Doch dann flieht Arndt die ausgetretenen Pfade. Eineinhalb Jahre reist er durch Deutschland, Österreich, Ungarn, Italien und Frankreich. Auf der Reise gibt er sich als Schwede aus, da der Name eines Deutschen in Europa „stinkend“ geworden sei. Die zentralen Momente von Arndts Denken zeigen sich: Kampf gegen das nationale Unterlegenheitsgefühl, besonders gegenüber der politischen und kulturellen Leitnation Frankreich, und seine Völkerpsychologie. So bewundert er den Nationalcharakter der Ungarn. Anders als die jede Nation nachahmenden Deutschen besitzen die Ungarn einen eigentümlichen „Nationalcharakter, der allein (…) ein Volk macht. Wem dieser Nationalcharakter, dieses Unterscheidende, fehlt, dem fehlt auch ein Land, das ihn zusammenhalte (…).“ Arndts Einschätzung ist gleichzeitig Appell an die Deutschen: Bewahrt euren Nationalcharakter! Verliert euch nicht in kosmopolitischen Träumereien …

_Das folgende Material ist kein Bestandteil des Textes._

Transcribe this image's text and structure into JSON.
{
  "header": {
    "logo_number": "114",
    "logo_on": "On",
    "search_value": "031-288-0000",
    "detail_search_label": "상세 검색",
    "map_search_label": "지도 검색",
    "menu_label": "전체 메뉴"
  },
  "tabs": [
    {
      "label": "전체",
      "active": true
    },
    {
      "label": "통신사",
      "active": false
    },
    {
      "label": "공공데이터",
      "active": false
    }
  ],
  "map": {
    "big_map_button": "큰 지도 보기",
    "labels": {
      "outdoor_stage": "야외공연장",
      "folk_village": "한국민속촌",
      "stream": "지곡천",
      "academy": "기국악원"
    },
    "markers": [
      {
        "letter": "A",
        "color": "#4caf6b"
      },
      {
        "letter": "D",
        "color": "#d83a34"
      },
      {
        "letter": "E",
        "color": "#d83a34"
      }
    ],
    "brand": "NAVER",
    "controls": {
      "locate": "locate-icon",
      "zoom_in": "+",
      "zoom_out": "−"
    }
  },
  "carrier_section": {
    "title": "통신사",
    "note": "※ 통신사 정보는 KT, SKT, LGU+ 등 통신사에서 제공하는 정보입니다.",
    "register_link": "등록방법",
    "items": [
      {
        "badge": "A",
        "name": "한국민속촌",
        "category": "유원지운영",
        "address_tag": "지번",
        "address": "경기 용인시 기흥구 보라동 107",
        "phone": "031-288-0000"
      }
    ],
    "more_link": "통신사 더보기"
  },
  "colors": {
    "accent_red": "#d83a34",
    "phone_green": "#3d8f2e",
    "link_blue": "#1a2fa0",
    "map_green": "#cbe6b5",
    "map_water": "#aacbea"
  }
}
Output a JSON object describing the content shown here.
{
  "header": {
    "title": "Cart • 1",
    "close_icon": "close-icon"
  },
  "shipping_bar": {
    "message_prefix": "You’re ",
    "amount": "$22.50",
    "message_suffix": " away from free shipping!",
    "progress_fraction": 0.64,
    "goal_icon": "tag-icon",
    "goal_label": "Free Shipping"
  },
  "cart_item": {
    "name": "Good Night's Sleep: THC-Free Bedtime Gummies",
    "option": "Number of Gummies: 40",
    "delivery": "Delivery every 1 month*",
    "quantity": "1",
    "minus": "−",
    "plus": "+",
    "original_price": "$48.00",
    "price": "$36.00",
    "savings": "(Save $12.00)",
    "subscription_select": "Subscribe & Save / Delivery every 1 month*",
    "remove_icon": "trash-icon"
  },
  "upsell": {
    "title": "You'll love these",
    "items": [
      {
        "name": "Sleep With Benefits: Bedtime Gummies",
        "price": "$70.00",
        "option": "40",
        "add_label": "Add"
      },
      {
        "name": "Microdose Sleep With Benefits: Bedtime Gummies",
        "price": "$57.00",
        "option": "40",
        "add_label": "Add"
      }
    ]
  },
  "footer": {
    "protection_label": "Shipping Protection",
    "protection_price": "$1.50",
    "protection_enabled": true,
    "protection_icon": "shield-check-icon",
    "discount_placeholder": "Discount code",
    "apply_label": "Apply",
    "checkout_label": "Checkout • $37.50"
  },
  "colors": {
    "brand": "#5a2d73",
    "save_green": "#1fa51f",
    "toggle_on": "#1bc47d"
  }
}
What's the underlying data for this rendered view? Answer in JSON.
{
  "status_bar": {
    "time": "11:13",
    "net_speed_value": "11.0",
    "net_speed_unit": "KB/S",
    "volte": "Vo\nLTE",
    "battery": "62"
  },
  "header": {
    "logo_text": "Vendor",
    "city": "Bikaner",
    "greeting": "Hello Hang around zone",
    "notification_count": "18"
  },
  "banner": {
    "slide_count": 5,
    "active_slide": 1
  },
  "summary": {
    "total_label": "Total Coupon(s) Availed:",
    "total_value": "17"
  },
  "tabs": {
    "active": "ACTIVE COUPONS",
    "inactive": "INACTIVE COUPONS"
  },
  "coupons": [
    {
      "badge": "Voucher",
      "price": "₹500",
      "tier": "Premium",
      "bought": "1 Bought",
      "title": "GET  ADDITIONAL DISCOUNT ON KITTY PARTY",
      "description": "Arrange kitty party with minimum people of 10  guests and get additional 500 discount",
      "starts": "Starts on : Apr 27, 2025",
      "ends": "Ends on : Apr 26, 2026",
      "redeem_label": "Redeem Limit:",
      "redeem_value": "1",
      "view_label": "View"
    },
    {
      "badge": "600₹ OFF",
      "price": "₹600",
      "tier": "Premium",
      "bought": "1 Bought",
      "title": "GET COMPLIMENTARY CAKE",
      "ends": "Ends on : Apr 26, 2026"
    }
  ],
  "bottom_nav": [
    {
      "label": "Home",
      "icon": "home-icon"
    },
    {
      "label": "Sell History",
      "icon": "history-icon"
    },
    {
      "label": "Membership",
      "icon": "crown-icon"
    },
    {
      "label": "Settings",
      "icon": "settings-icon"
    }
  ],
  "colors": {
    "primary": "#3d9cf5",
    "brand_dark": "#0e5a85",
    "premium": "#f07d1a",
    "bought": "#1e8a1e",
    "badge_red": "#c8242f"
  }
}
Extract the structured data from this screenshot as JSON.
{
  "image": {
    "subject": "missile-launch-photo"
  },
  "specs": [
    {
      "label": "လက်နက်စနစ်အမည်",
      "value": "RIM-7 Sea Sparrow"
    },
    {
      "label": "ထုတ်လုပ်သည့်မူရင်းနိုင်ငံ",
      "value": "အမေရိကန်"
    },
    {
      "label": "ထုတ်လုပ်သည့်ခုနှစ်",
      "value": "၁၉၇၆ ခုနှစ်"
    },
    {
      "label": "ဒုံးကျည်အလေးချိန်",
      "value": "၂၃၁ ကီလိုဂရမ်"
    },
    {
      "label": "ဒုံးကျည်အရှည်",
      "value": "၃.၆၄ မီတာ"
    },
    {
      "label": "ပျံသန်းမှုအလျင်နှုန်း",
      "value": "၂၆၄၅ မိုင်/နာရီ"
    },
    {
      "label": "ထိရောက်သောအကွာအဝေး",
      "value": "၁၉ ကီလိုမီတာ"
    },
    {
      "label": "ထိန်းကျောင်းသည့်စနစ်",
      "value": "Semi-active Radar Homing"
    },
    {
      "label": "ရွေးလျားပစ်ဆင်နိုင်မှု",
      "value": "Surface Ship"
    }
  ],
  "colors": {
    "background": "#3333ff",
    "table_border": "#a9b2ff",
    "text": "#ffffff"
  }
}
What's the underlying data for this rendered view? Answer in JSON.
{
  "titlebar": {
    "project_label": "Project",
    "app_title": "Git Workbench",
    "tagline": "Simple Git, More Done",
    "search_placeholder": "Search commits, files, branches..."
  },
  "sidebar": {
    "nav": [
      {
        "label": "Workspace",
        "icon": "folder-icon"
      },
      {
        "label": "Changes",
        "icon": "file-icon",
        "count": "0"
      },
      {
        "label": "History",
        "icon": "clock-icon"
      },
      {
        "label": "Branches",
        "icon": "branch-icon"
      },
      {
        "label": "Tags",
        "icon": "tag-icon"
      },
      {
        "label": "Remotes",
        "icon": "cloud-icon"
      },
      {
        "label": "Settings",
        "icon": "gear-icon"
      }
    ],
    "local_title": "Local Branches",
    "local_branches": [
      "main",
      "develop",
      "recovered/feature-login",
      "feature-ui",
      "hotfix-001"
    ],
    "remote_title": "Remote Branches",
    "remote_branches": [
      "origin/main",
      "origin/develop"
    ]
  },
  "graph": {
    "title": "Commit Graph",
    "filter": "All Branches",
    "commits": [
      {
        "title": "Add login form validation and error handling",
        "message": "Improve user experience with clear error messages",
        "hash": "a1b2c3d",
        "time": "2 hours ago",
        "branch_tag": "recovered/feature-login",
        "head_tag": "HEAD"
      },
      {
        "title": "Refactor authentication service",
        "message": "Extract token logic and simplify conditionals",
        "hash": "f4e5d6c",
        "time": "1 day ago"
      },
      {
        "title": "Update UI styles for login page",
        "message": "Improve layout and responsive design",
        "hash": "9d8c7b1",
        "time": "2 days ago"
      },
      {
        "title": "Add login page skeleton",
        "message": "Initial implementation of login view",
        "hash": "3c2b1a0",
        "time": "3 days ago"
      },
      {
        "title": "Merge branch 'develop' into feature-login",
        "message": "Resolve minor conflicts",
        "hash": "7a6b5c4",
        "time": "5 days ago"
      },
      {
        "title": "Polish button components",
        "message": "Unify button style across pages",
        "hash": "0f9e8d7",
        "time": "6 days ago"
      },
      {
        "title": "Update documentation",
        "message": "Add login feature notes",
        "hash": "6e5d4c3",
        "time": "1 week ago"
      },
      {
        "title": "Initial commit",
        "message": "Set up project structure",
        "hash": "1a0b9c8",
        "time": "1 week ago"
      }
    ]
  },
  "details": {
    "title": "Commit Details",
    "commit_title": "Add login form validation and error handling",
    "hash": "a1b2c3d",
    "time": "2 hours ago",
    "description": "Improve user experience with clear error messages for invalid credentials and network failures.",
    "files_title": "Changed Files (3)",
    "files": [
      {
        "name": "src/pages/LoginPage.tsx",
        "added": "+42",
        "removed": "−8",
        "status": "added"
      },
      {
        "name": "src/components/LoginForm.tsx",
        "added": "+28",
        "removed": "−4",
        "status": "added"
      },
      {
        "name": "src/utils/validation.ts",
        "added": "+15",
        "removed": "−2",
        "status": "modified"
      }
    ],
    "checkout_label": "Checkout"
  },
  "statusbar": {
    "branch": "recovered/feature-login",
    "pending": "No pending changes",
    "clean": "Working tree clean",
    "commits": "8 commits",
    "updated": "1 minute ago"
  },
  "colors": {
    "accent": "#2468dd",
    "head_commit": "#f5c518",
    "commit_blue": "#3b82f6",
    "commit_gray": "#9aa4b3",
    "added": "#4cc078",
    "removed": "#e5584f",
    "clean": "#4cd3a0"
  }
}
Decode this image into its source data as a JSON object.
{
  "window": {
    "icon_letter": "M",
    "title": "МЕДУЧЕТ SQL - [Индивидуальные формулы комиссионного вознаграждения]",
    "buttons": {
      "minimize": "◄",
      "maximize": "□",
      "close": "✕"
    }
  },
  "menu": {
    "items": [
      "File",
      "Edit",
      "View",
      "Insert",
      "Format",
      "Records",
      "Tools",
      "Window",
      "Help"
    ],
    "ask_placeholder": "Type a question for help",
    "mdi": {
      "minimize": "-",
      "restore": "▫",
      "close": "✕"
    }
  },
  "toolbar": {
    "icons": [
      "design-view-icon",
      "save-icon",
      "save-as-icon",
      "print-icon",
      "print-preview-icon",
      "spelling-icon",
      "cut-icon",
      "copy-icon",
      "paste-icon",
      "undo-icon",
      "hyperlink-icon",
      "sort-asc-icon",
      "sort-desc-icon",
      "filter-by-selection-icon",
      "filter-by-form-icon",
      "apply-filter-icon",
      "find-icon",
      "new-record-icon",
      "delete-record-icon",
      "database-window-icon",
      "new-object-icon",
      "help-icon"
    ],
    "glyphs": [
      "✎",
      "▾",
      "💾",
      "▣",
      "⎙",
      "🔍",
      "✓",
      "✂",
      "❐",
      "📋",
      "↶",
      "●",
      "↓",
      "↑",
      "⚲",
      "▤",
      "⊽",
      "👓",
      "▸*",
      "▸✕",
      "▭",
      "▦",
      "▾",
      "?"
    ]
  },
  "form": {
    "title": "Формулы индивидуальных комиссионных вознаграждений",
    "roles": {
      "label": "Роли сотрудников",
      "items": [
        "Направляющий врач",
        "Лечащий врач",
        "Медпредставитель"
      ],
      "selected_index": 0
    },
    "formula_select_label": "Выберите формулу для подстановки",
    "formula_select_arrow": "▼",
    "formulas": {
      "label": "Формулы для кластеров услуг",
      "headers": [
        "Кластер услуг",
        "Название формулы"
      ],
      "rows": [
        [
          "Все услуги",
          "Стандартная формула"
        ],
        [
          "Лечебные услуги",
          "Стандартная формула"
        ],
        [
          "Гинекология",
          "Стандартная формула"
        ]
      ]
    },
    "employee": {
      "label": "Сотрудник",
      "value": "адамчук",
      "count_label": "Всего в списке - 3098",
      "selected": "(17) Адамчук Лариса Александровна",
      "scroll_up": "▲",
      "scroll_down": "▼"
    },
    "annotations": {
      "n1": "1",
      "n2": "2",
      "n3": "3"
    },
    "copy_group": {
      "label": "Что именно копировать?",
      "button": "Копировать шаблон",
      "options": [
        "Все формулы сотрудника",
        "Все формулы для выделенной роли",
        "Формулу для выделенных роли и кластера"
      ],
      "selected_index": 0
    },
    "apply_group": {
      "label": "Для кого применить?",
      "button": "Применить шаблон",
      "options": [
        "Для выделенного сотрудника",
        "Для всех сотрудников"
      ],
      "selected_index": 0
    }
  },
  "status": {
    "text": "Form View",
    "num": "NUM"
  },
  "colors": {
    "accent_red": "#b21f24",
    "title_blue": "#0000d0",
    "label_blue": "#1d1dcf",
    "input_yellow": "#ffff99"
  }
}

Und dann Paris: Mit großen Augen durchstreift er Straßen und Winkel der Stadt. Wie schon in Wien und Budapest zieht ihn seine aufklärerische Libido in die Nähe der Huren, der „Schwesternkongregationen der Straße“. Nicht idealisierend oder dämonisierend – nein: neugierig und fasziniert beobachtet er das Treiben im Hallenviertel. „Nicht einzeln (…) gehen hier die Mädchen und Weiber auf den Fang aus, sondern in ganzen Haufen und oft lauern einige handfeste Kerle im Hinterhalte mit Knüppeln, wenn das geenterte Schiff sich nicht gutwillig schleppen lassen will.“ All seinem späteren Franzosenhaß zum Trotz – noch rühmt Arndt die Franzosen als Nation, die er „ewig lieben“ müsse. Doch seine nationalen Visionen werden diese Reiseerfahrung bald erfolgreich verdrängen.
Deutschland, die Nation wird ihm zur Religion

Zurück in Greifswald, schwört er der Theologenlaufbahn ab und habilitiert sich 1800 als Privatdozent für Geschichte. Mit seinem drei Jahre später erscheinenden sozialreformerischen Versuch einer Geschichte der Leibeigenschaft in Pommern und Rügen greift er in das politische Leben ein. Die Schrift macht ihn schlagartig berühmt und führt mit zur Abschaffung der Leibeigenschaft in Pommern 1806.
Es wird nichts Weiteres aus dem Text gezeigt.